Monday, April 21, 2014

The Legacy of Dujiangyan





There are other places in the world where this may be also done for a great profit.  The best that I know of is the Nile itself.  Far enough south it is possible to divert the surplus waters of the flood season into the Western desert to drain into the deep basin there that remains cut off from the Mediterranean.    I would also go further and open a ditch to the Mediterranean as well to actually fill this basin.  Thus irrigation from the Niles overflow can support extensive woodland and agriculture on both sides of this inland sea while evaporation from the water will also support the hydraulic cycle around the lake and likely far to the East.

It is also easy to see the inspiration for the Grand Canal.  They understood possibility.

Diverting water from Siberia into area of the Aral sea has also been seriously discussed although that would be more a dam based system.

The legacy of Dujiangyan: China’s ancient irrigation system

30 DECEMBER, 2013 - 03:23 APRILHOLLOWAY



Dujiangyan is the oldest and only surviving non-dam irrigation system in the world, and a wonder in the development of Chinese science.
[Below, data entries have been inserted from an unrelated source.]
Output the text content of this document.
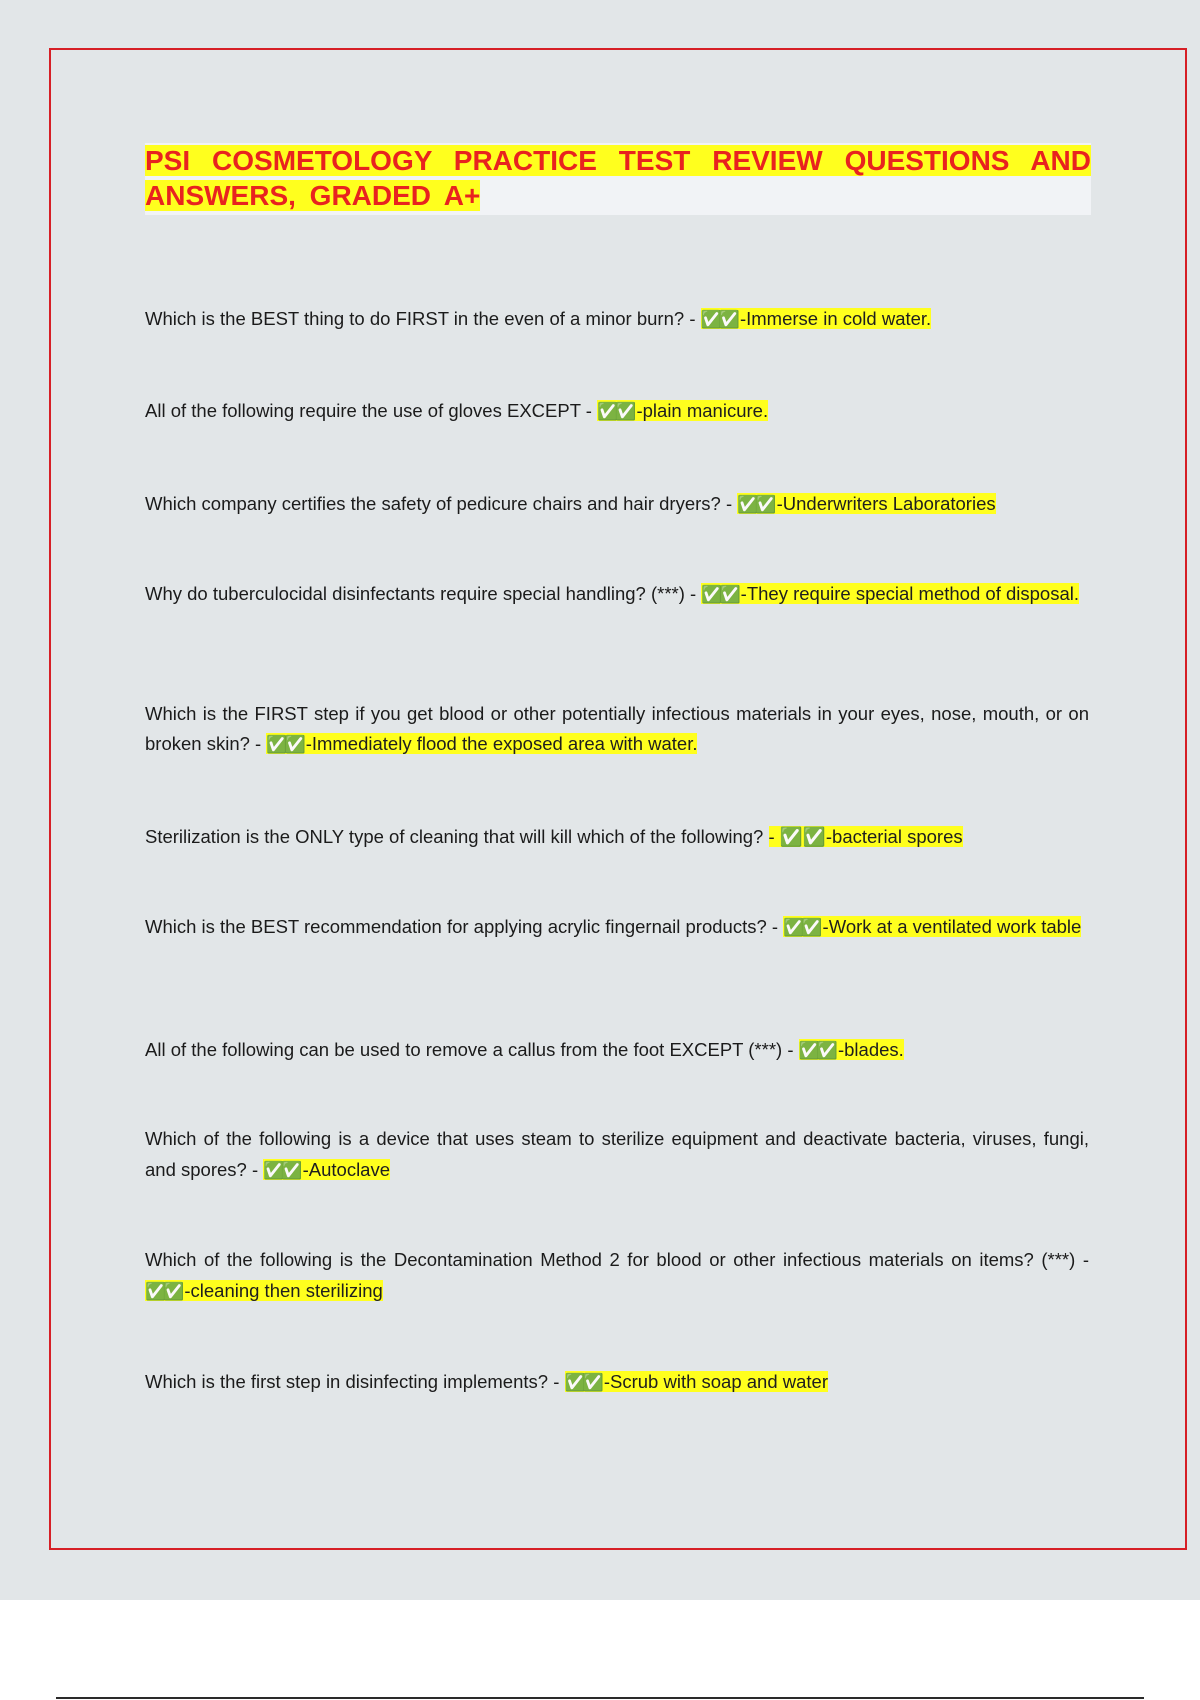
PSI COSMETOLOGY PRACTICE TEST REVIEW QUESTIONS AND ANSWERS, GRADED A+

Which is the BEST thing to do FIRST in the even of a minor burn? - ✅✅ -Immerse in cold water.

All of the following require the use of gloves EXCEPT - ✅✅ -plain manicure.

Which company certifies the safety of pedicure chairs and hair dryers? - ✅✅ -Underwriters Laboratories

Why do tuberculocidal disinfectants require special handling? (***) - ✅✅ -They require special method of disposal.

Which is the FIRST step if you get blood or other potentially infectious materials in your eyes, nose, mouth, or on broken skin? - ✅✅ -Immediately flood the exposed area with water.

Sterilization is the ONLY type of cleaning that will kill which of the following? - ✅✅-bacterial spores

Which is the BEST recommendation for applying acrylic fingernail products? - ✅✅ -Work at a ventilated work table

All of the following can be used to remove a callus from the foot EXCEPT (***) - ✅✅ -blades.

Which of the following is a device that uses steam to sterilize equipment and deactivate bacteria, viruses, fungi, and spores? - ✅✅ -Autoclave

Which of the following is the Decontamination Method 2 for blood or other infectious materials on items? (***) - ✅✅ -cleaning then sterilizing

Which is the first step in disinfecting implements? - ✅✅ -Scrub with soap and water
Built over 2,200 years ago in what is now Sichuan province in Southwest China, this incredible feat of engineering is still in use today to irrigate over 668,700 hectares of farmland, drain floodwater, and provide water resources for more than 50 cities in the province.  Dujiangyan is now undergoing its largest renovation in over a decade.

More than two millennia ago, the region in which Dujiangyan now stands was threatened by the frequent floods caused by flooding of the Minjiang River (a tributary of the Yangtze River ). Li Bing, a local official of Sichuan Province at that time, together with his son, discovered that the river was swelled by fast flowing spring melt-water from the local mountains that burst the banks when it reached the slow moving and heavily silted stretch below.  One solution would have been to build a dam but Li Bing had also been charged with keeping the waterway open for military vessels to supply troops on the frontier, so instead he proposed to construct an artificial levee to redirect a portion of the river's flow and then to cut a channel through Mount Yulei to discharge the excess water upon the dry Chengdu Plain beyond.
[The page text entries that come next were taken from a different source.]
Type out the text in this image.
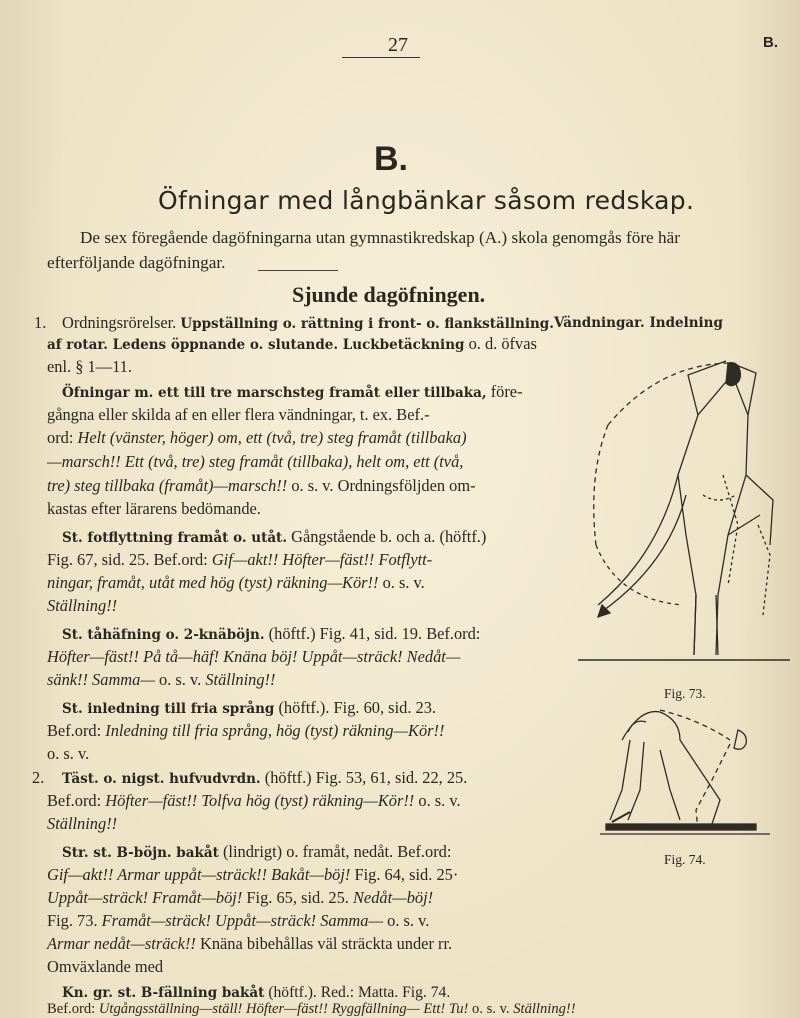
27	B.
B.
Öfningar med långbänkar såsom redskap.
De sex föregående dagöfningarna utan gymnastikredskap (A.) skola genomgås före här
efterföljande dagöfningar.
Sjunde dagöfningen.
1. Ordningsrörelser. Uppställning o. rättning i front- o. flankställning. Vändningar. Indelning
af rotar. Ledens öppnande o. slutande. Luckbetäckning o. d. öfvas
enl. § 1—11.
Öfningar m. ett till tre marschsteg framåt eller tillbaka, före-
gångna eller skilda af en eller flera vändningar, t. ex. Bef.-
ord: Helt (vänster, höger) om, ett (två, tre) steg framåt (tillbaka)
—marsch!! Ett (två, tre) steg framåt (tillbaka), helt om, ett (två,
tre) steg tillbaka (framåt)—marsch!! o. s. v. Ordningsföljden om-
kastas efter lärarens bedömande.
St. fotflyttning framåt o. utåt. Gångstående b. och a. (höftf.)
Fig. 67, sid. 25. Bef.ord: Gif—akt!! Höfter—fäst!! Fotflytt-
ningar, framåt, utåt med hög (tyst) räkning—Kör!! o. s. v.
Ställning!!
St. tåhäfning o. 2-knäböjn. (höftf.) Fig. 41, sid. 19. Bef.ord:
Höfter—fäst!! På tå—häf! Knäna böj! Uppåt—sträck! Nedåt—
sänk!! Samma— o. s. v. Ställning!!
St. inledning till fria språng (höftf.). Fig. 60, sid. 23.
Bef.ord: Inledning till fria språng, hög (tyst) räkning—Kör!!
o. s. v.
2. Täst. o. nigst. hufvudvrdn. (höftf.) Fig. 53, 61, sid. 22, 25.
Bef.ord: Höfter—fäst!! Tolfva hög (tyst) räkning—Kör!! o. s. v.
Ställning!!
Str. st. B-böjn. bakåt (lindrigt) o. framåt, nedåt. Bef.ord:
Gif—akt!! Armar uppåt—sträck!! Bakåt—böj! Fig. 64, sid. 25·
Uppåt—sträck! Framåt—böj! Fig. 65, sid. 25. Nedåt—böj!
Fig. 73. Framåt—sträck! Uppåt—sträck! Samma— o. s. v.
Armar nedåt—sträck!! Knäna bibehållas väl sträckta under rr.
Omväxlande med
Kn. gr. st. B-fällning bakåt (höftf.). Red.: Matta. Fig. 74.
Fig. 73.
Fig. 74.
Bef.ord: Utgångsställning—ställ! Höfter—fäst!! Ryggfällning— Ett! Tu! o. s. v. Ställning!!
Li Bing received funding for the project from King Zhao of Qin and set to work with a team said to number tens of thousands. The levee was constructed from long sausage-shaped baskets of woven bamboo filled with stones known as Zhulong and held in place by wooden tripods known as Macha. The system uses natural topographic and hydrological features to solve problems of diverting water for irrigation, draining sediment, flood control, and flow control without the use of dams. 

Cutting the channel through Mount Yulei was a remarkable accomplishment considering that this project was undertaken long before the invention of gunpowder and explosives, which would have enabled the builders to penetrate the hard rock of the mountain. But Li Bing found another solution.  He used a combination of fire and water to heat and cool the rocks until they cracked and could be removed.  After eight years of work a 20 metre wide channel had been gouged through the mountain.
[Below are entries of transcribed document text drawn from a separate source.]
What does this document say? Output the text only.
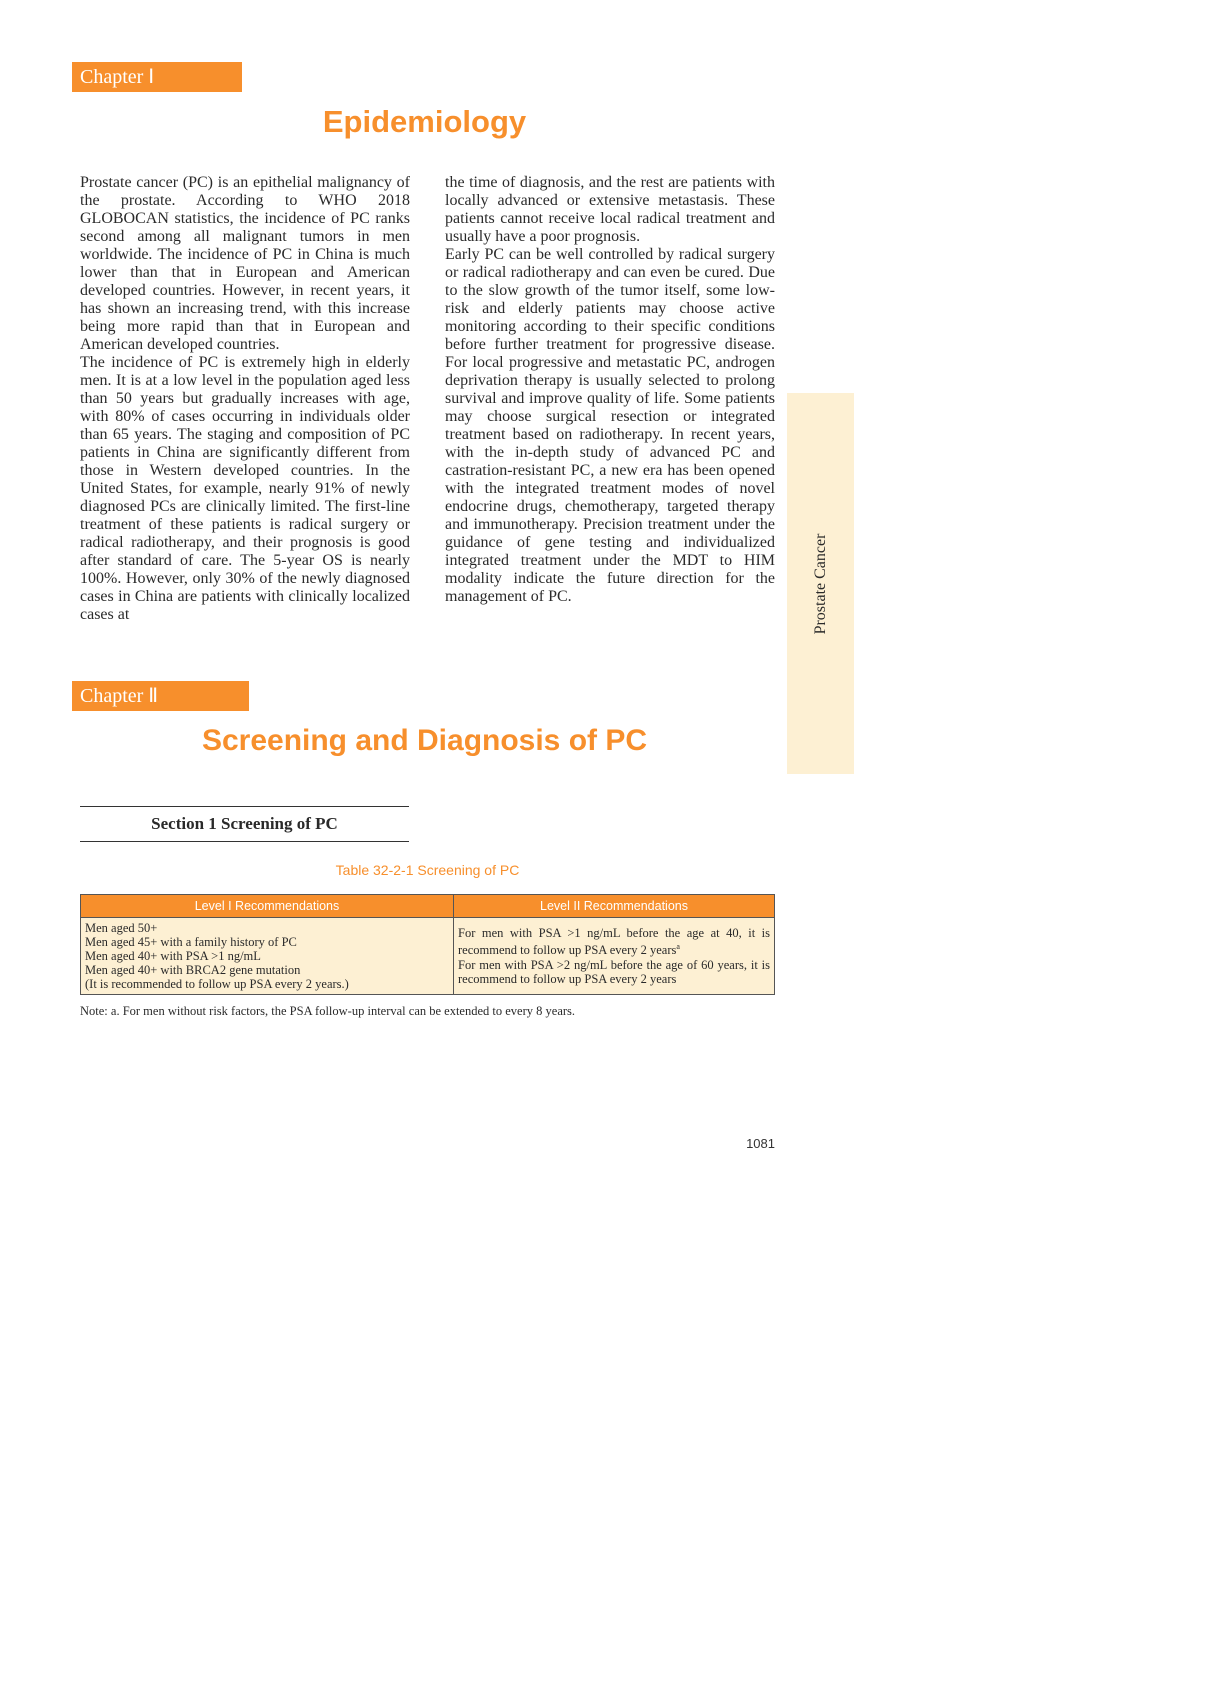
Chapter Ⅰ
Epidemiology

Prostate cancer (PC) is an epithelial malignancy of the prostate. According to WHO 2018 GLOBOCAN statistics, the incidence of PC ranks second among all malignant tumors in men worldwide. The incidence of PC in China is much lower than that in European and American developed countries. However, in recent years, it has shown an increasing trend, with this increase being more rapid than that in European and American developed countries.

The incidence of PC is extremely high in elderly men. It is at a low level in the population aged less than 50 years but gradually increases with age, with 80% of cases occurring in individuals older than 65 years. The staging and composition of PC patients in China are significantly different from those in Western developed countries. In the United States, for example, nearly 91% of newly diagnosed PCs are clinically limited. The first-line treatment of these patients is radical surgery or radical radiotherapy, and their prognosis is good after standard of care. The 5-year OS is nearly 100%. However, only 30% of the newly diagnosed cases in China are patients with clinically localized cases at

the time of diagnosis, and the rest are patients with locally advanced or extensive metastasis. These patients cannot receive local radical treatment and usually have a poor prognosis.

Early PC can be well controlled by radical surgery or radical radiotherapy and can even be cured. Due to the slow growth of the tumor itself, some low-risk and elderly patients may choose active monitoring according to their specific conditions before further treatment for progressive disease. For local progressive and metastatic PC, androgen deprivation therapy is usually selected to prolong survival and improve quality of life. Some patients may choose surgical resection or integrated treatment based on radiotherapy. In recent years, with the in-depth study of advanced PC and castration-resistant PC, a new era has been opened with the integrated treatment modes of novel endocrine drugs, chemotherapy, targeted therapy and immunotherapy. Precision treatment under the guidance of gene testing and individualized integrated treatment under the MDT to HIM modality indicate the future direction for the management of PC.	Prostate Cancer
Chapter Ⅱ
Screening and Diagnosis of PC
Section 1 Screening of PC
Table 32-2-1 Screening of PC
Level I Recommendations	Level II Recommendations

Men aged 50+
Men aged 45+ with a family history of PC
Men aged 40+ with PSA >1 ng/mL
Men aged 40+ with BRCA2 gene mutation
(It is recommended to follow up PSA every 2 years.)	For men with PSA >1 ng/mL before the age at 40, it is recommend to follow up PSA every 2 years$^a$
For men with PSA >2 ng/mL before the age of 60 years, it is recommend to follow up PSA every 2 years
Note: a. For men without risk factors, the PSA follow-up interval can be extended to every 8 years.
1081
After the system was finished, no more floods occurred. The irrigation made Sichuan the most productive agricultural place in China and the people have been living peacefully and affluently ever since.  Now, the project is honoured as the 'Treasure of Sichuan'.


Dujiangyan, now a UNESCO World Heritage Site, is admired by scientists from around the world, because of one feature. Unlike contemporary dams where the water is blocked with a huge wall, Dujiangyan still lets water go through naturally, enabling ecosystems and fish populations to exist in harmony.